Aus welcher Klasse stammst Du eigentlich, was ist Dein Hintergrund?

Peter: Ich meinte Klasse nicht als… Da habe ich das falsche Wort benutzt. Ich bin in keiner Klasse als Christ, oder Katholik oder ich weiß nicht was. Aber… ähm, willst Du immer noch, daß ich die Frage beantworte?

Ja, klar, beschreib´ Dich doch mal.

Peter: Yeah, ich bin auf einer Farm großgeworden. Ziemlich verarmt, schätze ich. Und dann zogen wir in diese Art offener Mittelklasse-Gegend und waren noch immer ziemlich arm. (lacht) Für eine Mittel-klasse-Gegend. Dagegen habe ich ziemlich starke Reaktionen an den Tag gelegt.

Du kommst aus San Francisco, richtig?

Peter: Ja, von außerhalb von SF. Ich habe überall in der Bay-Area gelebt.

Und wann kam die Musik in Dein Leben?

Peter: Während meiner Highschoolzeit habe ich mit dem Spielen angefangen.

Was hält Dich in Bewegung, Peter, was ist Deine Vision, falls Du dergleichen hast, Dein Motor? Ist es das Bühnenlicht?

Peter: Nein, darauf kannst du dich nicht verlassen. Du kannst nicht auf Spotlight als das setzen, was mich in Bewegung hält. Weil das zu schnell kommt und geht. Augenblicklich ist es großartig, in Deutschland zu sein, weil ich hier noch nie zuvor war und weil das echt ist. Und ich bin froh über die Leute, die zu unseren Shows kommen, um unsere Musik zu hören. Du denkst immer, du hast den Leuten etwas zu geben, und wenn das dann Wirklichkeit wird, ist das schön, verstehst Du. Also machst Du damit weiter, ich meine, da ist vielleicht eine Person und du hast dieser einen besonderen Tag bereitet. Das ist großartig und das lässt mich weitermachen, Mann.

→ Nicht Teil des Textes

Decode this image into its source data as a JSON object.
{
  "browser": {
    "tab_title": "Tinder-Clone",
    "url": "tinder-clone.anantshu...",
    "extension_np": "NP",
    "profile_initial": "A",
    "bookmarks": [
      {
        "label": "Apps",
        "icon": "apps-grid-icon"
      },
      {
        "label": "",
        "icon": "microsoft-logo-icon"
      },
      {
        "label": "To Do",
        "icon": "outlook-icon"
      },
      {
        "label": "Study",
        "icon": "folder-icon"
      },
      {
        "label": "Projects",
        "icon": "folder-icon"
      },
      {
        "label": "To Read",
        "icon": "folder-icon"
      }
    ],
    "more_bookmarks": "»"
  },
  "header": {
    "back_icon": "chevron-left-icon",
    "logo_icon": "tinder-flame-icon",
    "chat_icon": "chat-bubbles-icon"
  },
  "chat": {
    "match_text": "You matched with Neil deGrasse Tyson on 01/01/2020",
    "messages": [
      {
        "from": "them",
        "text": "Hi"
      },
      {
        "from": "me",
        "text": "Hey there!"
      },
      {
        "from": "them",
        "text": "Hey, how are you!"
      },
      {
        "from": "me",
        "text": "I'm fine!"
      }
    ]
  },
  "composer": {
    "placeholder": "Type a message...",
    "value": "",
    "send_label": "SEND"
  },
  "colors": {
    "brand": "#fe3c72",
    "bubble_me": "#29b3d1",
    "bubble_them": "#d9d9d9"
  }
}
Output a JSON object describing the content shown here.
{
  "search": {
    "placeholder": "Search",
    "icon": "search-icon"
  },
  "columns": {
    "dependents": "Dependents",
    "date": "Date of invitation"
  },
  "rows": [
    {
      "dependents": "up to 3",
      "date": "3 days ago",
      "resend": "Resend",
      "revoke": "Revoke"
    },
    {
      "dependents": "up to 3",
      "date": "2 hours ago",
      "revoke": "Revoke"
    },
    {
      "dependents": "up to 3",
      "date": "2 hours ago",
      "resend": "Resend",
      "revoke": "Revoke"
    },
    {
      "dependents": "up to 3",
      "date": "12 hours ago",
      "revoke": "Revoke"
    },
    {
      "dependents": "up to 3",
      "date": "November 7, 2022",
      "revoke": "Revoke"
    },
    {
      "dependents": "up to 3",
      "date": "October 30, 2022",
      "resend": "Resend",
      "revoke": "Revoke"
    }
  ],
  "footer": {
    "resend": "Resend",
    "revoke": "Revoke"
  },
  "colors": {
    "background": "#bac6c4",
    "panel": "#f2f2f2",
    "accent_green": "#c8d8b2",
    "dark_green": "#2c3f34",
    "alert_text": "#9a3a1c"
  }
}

Was denkst Du denn, was Du Menschen geben kannst, wenn sie Eure Show sehen?

Peter: Ich weiß nicht…

Abgesehen von 60 Minuten Unterhaltung?

Peter: Oh, ich weiß nicht, ob und was wir geben können. Aber was wir machen können, machen wir. Und das ist auch das, was wir geben können. Was immer sie sich dann davon nehmen ist gut genug. (lacht) Zumindest sind sie ja da, weiß Du. Alles was ich geben kann, ist Musik und die kann ich auf die beste Art spielen, wie es mir nur möglich ist. Das ist alles, was ich machen will.

Eure letzte Platte gehört ja eher zu der Art von Musik, wo ich in einem unbeobachteten Moment hemmungslos Luftgitarre vor meinem Badezimmerspiegel spielen kann.

Peter: (lacht) Da ist doch nichts Verkehrtes dran. Warum nicht? Das ist doch eine gute Sache. Das ist menschlich und wir sind doch Menschen, wenn wir tun, wozu wir Lust haben.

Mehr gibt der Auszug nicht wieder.